How to Convert Oven Recipes to Air Fryer
Lean body mass (LBM) is your total body weight minus fat mass. It includes muscle, bone, organs, water, and everything except stored fat.
The basic rule:
- LBM = Total Weight × (1 − Body Fat % / 100)
- Fat Mass = Total Weight × (Body Fat % / 100)
- FFMI (Fat-Free Mass Index) = LBM in kg / (height in meters)² — similar to BMI but for lean mass
- FFMI above 25 is considered the approximate natural muscular limit for men
Knowing your lean body mass helps set protein targets (typically 0.7-1g per lb of LBM), track muscle gain during bulks, and monitor muscle preservation during cuts.
When Would You Use This Calculator?
This lean body mass calculator is designed for anyone who needs quick, reliable estimates without complex spreadsheets or professional consultations.
- When you need a quick estimate before committing to a purchase or project
- When comparing different options or scenarios side by side
- When planning a budget and need to understand potential costs
- When you want to verify a quote or estimate you've received from a professional
- When teaching or learning about the concepts behind these calculations
Frequently Asked Questions
What is a healthy lean body mass percentage?
For men, a lean body mass of 75-90% of total weight (10-25% body fat) is typical. For women, 68-85% (15-32% body fat) is typical. Athletes often have higher lean mass percentages due to greater muscle mass.

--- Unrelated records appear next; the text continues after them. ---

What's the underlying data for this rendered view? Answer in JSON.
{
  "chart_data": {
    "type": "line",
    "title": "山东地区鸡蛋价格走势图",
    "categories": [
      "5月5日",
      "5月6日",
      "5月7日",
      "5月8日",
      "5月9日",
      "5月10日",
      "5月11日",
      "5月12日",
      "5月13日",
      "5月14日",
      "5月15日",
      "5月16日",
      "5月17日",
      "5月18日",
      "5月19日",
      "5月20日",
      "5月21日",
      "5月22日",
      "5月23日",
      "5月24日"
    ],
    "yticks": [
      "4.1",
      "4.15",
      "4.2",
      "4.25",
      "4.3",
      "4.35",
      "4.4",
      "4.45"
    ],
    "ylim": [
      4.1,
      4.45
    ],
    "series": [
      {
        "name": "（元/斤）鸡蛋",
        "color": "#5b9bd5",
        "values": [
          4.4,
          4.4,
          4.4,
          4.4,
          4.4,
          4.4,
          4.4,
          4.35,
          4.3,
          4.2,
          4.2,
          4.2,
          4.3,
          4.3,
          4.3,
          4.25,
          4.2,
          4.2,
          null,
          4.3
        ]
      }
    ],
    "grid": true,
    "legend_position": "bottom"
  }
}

How do I find my body fat percentage?
Common methods include: skinfold calipers (moderately accurate), bioelectrical impedance scales (convenient but variable), DEXA scan (very accurate), hydrostatic weighing (very accurate), or visual estimation using reference photos. DEXA is considered the gold standard.
What is FFMI and why does it matter?
Fat-Free Mass Index (FFMI) normalizes lean mass by height, similar to how BMI normalizes weight. An FFMI of 20-22 is average for men, 22-25 is muscular, and 25+ is near the natural limit. It helps assess muscularity independent of height.
How much protein should I eat based on LBM?
Most research recommends 0.7-1.0 grams of protein per pound of lean body mass for muscle building and preservation. Using LBM instead of total body weight gives a more accurate target, especially for those with higher body fat.
Can I gain lean mass while losing fat?
Yes, body recomposition is possible, especially for beginners, those returning after a break, or those with higher body fat. It requires adequate protein (0.8-1g per lb of LBM), strength training, and a slight caloric deficit or maintenance.